We've Not Been Expecting You

Continuity of activity is a hallmark shared by countless successful bands, prog or not. But rules have exceptions and continuity has never been a dominant feature of Frost*.

They’re a band whose career has been punctuated by many stops and starts. Their dazzling debut, Milliontown, launched them onto the progressive scene in 2006, but Frost*’s prime mover, Jem Godfrey, decided to call an abrupt halt to proceedings later that year. He then executed a spectacular volte-face only a few months later, resulting in 2008’s somewhat underwhelming and ironically titled Experiments In Mass Appeal.

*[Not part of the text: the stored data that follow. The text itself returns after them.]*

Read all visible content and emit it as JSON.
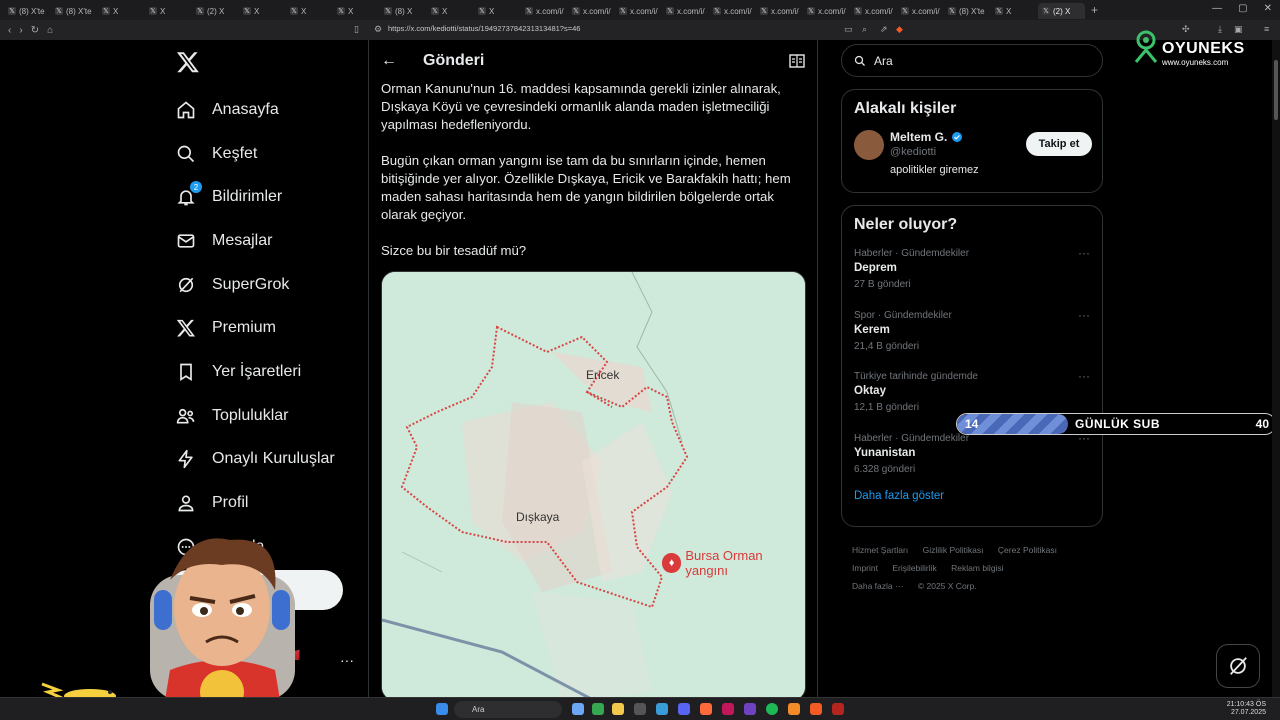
{
  "browser": {
    "tabs": [
      "(8) X'te",
      "(8) X'te",
      "X",
      "X",
      "(2) X",
      "X",
      "X",
      "X",
      "(8) X",
      "X",
      "X",
      "x.com/i/",
      "x.com/i/",
      "x.com/i/",
      "x.com/i/",
      "x.com/i/",
      "x.com/i/",
      "x.com/i/",
      "x.com/i/",
      "x.com/i/",
      "(8) X'te",
      "X",
      "(2) X"
    ],
    "url": "https://x.com/kediotti/status/1949273784231313481?s=46"
  },
  "nav": {
    "items": [
      {
        "label": "Anasayfa",
        "icon": "home-icon"
      },
      {
        "label": "Keşfet",
        "icon": "search-icon"
      },
      {
        "label": "Bildirimler",
        "icon": "bell-icon",
        "badge": "2"
      },
      {
        "label": "Mesajlar",
        "icon": "mail-icon"
      },
      {
        "label": "SuperGrok",
        "icon": "grok-icon"
      },
      {
        "label": "Premium",
        "icon": "x-icon"
      },
      {
        "label": "Yer İşaretleri",
        "icon": "bookmark-icon"
      },
      {
        "label": "Topluluklar",
        "icon": "people-icon"
      },
      {
        "label": "Onaylı Kuruluşlar",
        "icon": "lightning-icon"
      },
      {
        "label": "Profil",
        "icon": "person-icon"
      },
      {
        "label": "la",
        "icon": "more-circle-icon"
      }
    ],
    "post_button": "ınla",
    "account_name": "nli 🇮🇹",
    "account_handle": "TI",
    "account_more": "···"
  },
  "main": {
    "title": "Gönderi",
    "paragraphs": [
      "Orman Kanunu'nun 16. maddesi kapsamında gerekli izinler alınarak, Dışkaya Köyü ve çevresindeki ormanlık alanda maden işletmeciliği yapılması hedefleniyordu.",
      "Bugün çıkan orman yangını ise tam da bu sınırların içinde, hemen bitişiğinde yer alıyor. Özellikle Dışkaya, Ericik ve Barakfakih hattı; hem maden sahası haritasında hem de yangın bildirilen bölgelerde ortak olarak geçiyor.",
      "Sizce bu bir tesadüf mü?"
    ],
    "map": {
      "labels": {
        "ericek": "Ericek",
        "diskaya": "Dışkaya"
      },
      "fire_label": "Bursa Orman yangını"
    }
  },
  "right": {
    "search_placeholder": "Ara",
    "relevant": {
      "title": "Alakalı kişiler",
      "name": "Meltem G.",
      "handle": "@kediotti",
      "bio": "apolitikler giremez",
      "follow_label": "Takip et"
    },
    "trends": {
      "title": "Neler oluyor?",
      "items": [
        {
          "category": "Haberler · Gündemdekiler",
          "name": "Deprem",
          "count": "27 B gönderi"
        },
        {
          "category": "Spor · Gündemdekiler",
          "name": "Kerem",
          "count": "21,4 B gönderi"
        },
        {
          "category": "Türkiye tarihinde gündemde",
          "name": "Oktay",
          "count": "12,1 B gönderi"
        },
        {
          "category": "Haberler · Gündemdekiler",
          "name": "Yunanistan",
          "count": "6.328 gönderi"
        }
      ],
      "show_more": "Daha fazla göster"
    },
    "footer": {
      "links": [
        "Hizmet Şartları",
        "Gizlilik Politikası",
        "Çerez Politikası",
        "Imprint",
        "Erişilebilirlik",
        "Reklam bilgisi",
        "Daha fazla ···"
      ],
      "copyright": "© 2025 X Corp."
    }
  },
  "overlay": {
    "brand_name": "OYUNEKS",
    "brand_url": "www.oyuneks.com",
    "sub_current": "14",
    "sub_label": "GÜNLÜK SUB",
    "sub_goal": "40",
    "sub_fraction": 0.35
  },
  "taskbar": {
    "search": "Ara",
    "time": "21:10:43 ÖS",
    "date": "27.07.2025"
  },
  "colors": {
    "accent": "#1d9bf0",
    "fire": "#d93a3a",
    "map_bg": "#cfe9da"
  }
}
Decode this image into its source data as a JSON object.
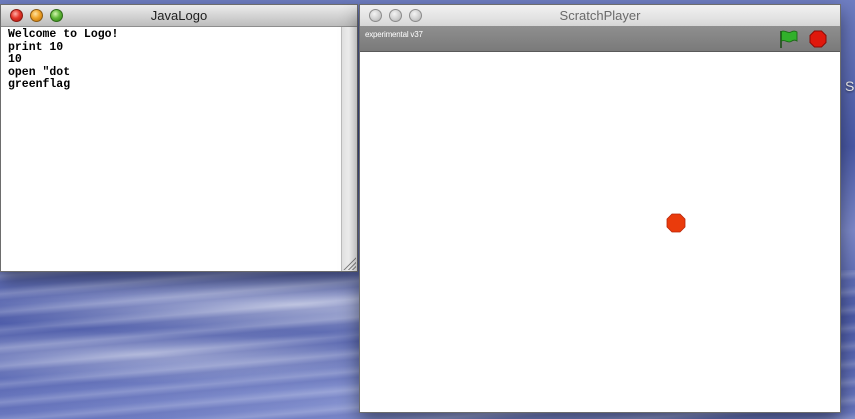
{
  "desktop": {
    "edge_glyph": "S"
  },
  "logo_window": {
    "title": "JavaLogo",
    "console_lines": [
      "Welcome to Logo!",
      "print 10",
      "10",
      "open \"dot",
      "greenflag"
    ]
  },
  "scratch_window": {
    "title": "ScratchPlayer",
    "version_label": "experimental v37",
    "green_flag_icon": "green-flag-icon",
    "stop_icon": "stop-sign-icon",
    "sprite": "red-octagon-dot"
  },
  "colors": {
    "flag_green": "#2fa82a",
    "stop_red": "#e0180c",
    "sprite_red": "#e83a0c",
    "toolbar_gray": "#858585"
  }
}
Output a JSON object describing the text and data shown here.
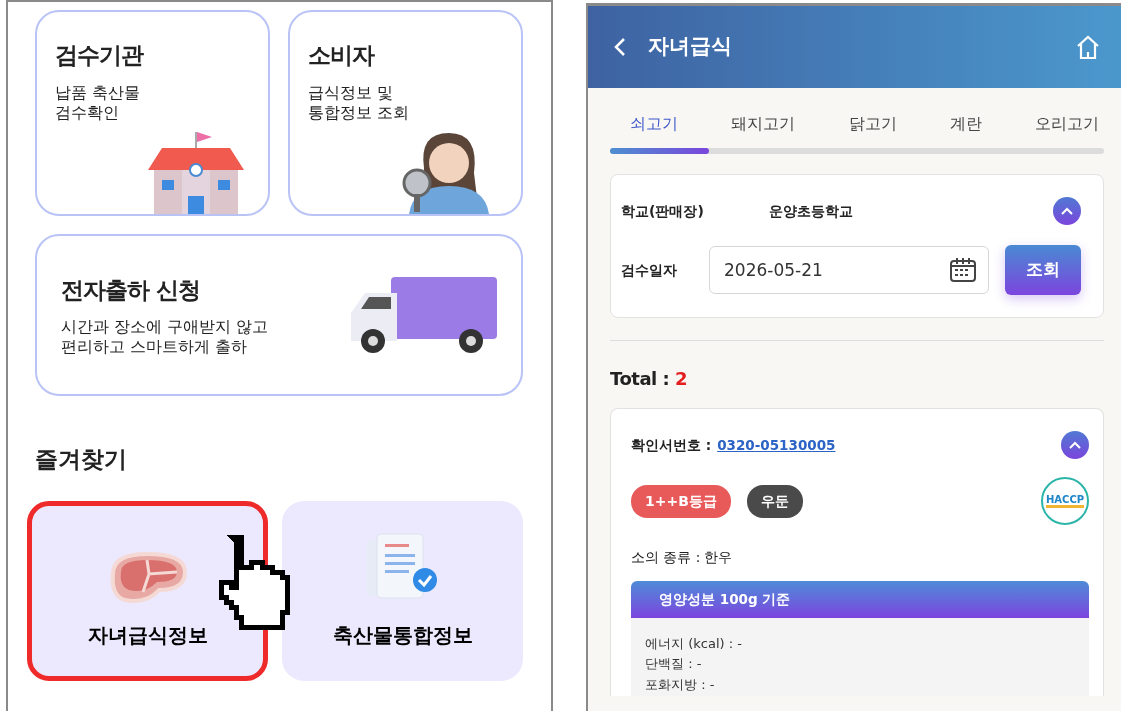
{
  "left_screen": {
    "service_cards": [
      {
        "title": "검수기관",
        "lines": [
          "납품 축산물",
          "검수확인"
        ],
        "kind": "school"
      },
      {
        "title": "소비자",
        "lines": [
          "급식정보 및",
          "통합정보 조회"
        ],
        "kind": "person"
      }
    ],
    "shipping_card": {
      "title": "전자출하 신청",
      "lines": [
        "시간과 장소에 구애받지 않고",
        "편리하고 스마트하게 출하"
      ]
    },
    "favorites": {
      "heading": "즐겨찾기",
      "items": [
        {
          "label": "자녀급식정보",
          "kind": "meat",
          "selected": true
        },
        {
          "label": "축산물통합정보",
          "kind": "documents",
          "selected": false
        }
      ]
    }
  },
  "right_screen": {
    "header": {
      "title": "자녀급식"
    },
    "tabs": [
      {
        "label": "쇠고기",
        "selected": true
      },
      {
        "label": "돼지고기",
        "selected": false
      },
      {
        "label": "닭고기",
        "selected": false
      },
      {
        "label": "계란",
        "selected": false
      },
      {
        "label": "오리고기",
        "selected": false
      }
    ],
    "search": {
      "school_label": "학교(판매장)",
      "school_value": "운양초등학교",
      "expanded": true,
      "date_label": "검수일자",
      "date_value": "2026-05-21",
      "button": "조회"
    },
    "total_label": "Total :",
    "total_value": "2",
    "result": {
      "cert_label": "확인서번호 :",
      "cert_number": "0320-05130005",
      "expanded": true,
      "tags": [
        {
          "text": "1++B등급",
          "color": "#e85a5a"
        },
        {
          "text": "우둔",
          "color": "#4a4a4a"
        }
      ],
      "haccp": "HACCP",
      "breed": "소의 종류 : 한우",
      "nutrition": {
        "title": "영양성분 100g 기준",
        "rows": [
          "에너지 (kcal) : -",
          "단백질 : -",
          "포화지방 : -"
        ]
      }
    }
  }
}
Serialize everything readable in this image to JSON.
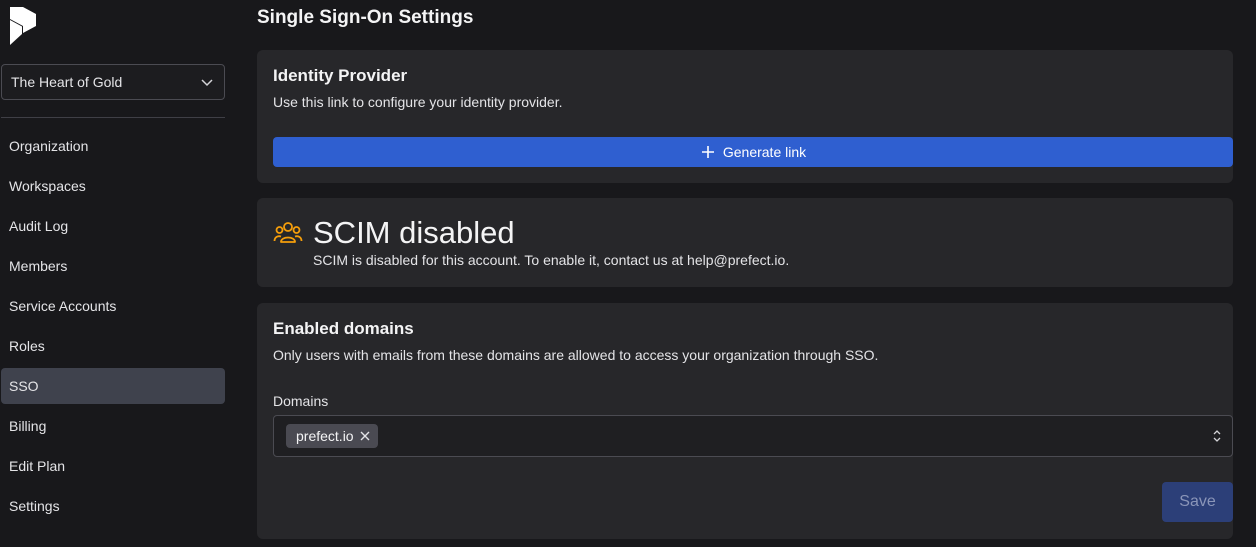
{
  "sidebar": {
    "team_name": "The Heart of Gold",
    "items": [
      {
        "label": "Organization"
      },
      {
        "label": "Workspaces"
      },
      {
        "label": "Audit Log"
      },
      {
        "label": "Members"
      },
      {
        "label": "Service Accounts"
      },
      {
        "label": "Roles"
      },
      {
        "label": "SSO",
        "active": true
      },
      {
        "label": "Billing"
      },
      {
        "label": "Edit Plan"
      },
      {
        "label": "Settings"
      }
    ]
  },
  "main": {
    "title": "Single Sign-On Settings",
    "identity_provider": {
      "title": "Identity Provider",
      "description": "Use this link to configure your identity provider.",
      "button_label": "Generate link"
    },
    "scim": {
      "title": "SCIM disabled",
      "description": "SCIM is disabled for this account. To enable it, contact us at help@prefect.io."
    },
    "domains": {
      "title": "Enabled domains",
      "description": "Only users with emails from these domains are allowed to access your organization through SSO.",
      "field_label": "Domains",
      "chips": [
        "prefect.io"
      ],
      "save_label": "Save"
    }
  },
  "colors": {
    "accent": "#2f5fd0",
    "scim_icon": "#f59e0b",
    "background": "#18181b",
    "card": "#27272a"
  }
}
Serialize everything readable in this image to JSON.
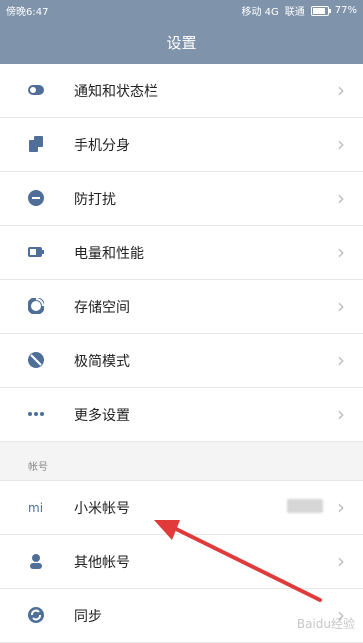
{
  "status": {
    "time": "傍晚6:47",
    "carrier1": "移动 4G",
    "carrier2": "联通",
    "battery": "77%",
    "battery_level": 0.77
  },
  "header": {
    "title": "设置"
  },
  "items_top": [
    {
      "label": "通知和状态栏",
      "icon": "toggle-icon"
    },
    {
      "label": "手机分身",
      "icon": "phone-clone-icon"
    },
    {
      "label": "防打扰",
      "icon": "do-not-disturb-icon"
    },
    {
      "label": "电量和性能",
      "icon": "battery-icon"
    },
    {
      "label": "存储空间",
      "icon": "storage-icon"
    },
    {
      "label": "极简模式",
      "icon": "minimal-mode-icon"
    },
    {
      "label": "更多设置",
      "icon": "more-dots-icon"
    }
  ],
  "account_section": {
    "caption": "帐号",
    "items": [
      {
        "label": "小米帐号",
        "icon": "mi-icon"
      },
      {
        "label": "其他帐号",
        "icon": "person-icon"
      },
      {
        "label": "同步",
        "icon": "sync-icon"
      }
    ]
  },
  "watermark": "Baidu经验"
}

After that second album, Frost* went on hiatus, which they eventually interrupted with 2016’s Falling Satellites. Then – a 2020 box set and EP aside – they downed tools again until 2021 when they returned with their fourth album, Day And Age. By Frost*’s irregular standards, releasing Life In The Wires comfortably within four years of its predecessor appears almost unduly hasty and actually threatens to provide the band’s previously haphazard career arc with some continuity.

Speaking to Prog from his studio, The Cube in Kent, Godfrey chuckles as he references the band’s “glacial work rate”. So, what prompted this comparatively swift follow-up?

“I had something to say for once, so it wrote itself, really,” he explains. “It was one of those ideas I had that was floating around and does actually follow on from Day And Age.”

Indeed, the end of that album has an audible link with Life In The Wires.

“They’re in the same universe because the end of that album starts with the beginning of this one. I did that deliberately because I already had a bit of an idea when we did Day And Age that this was a thing that could have legs.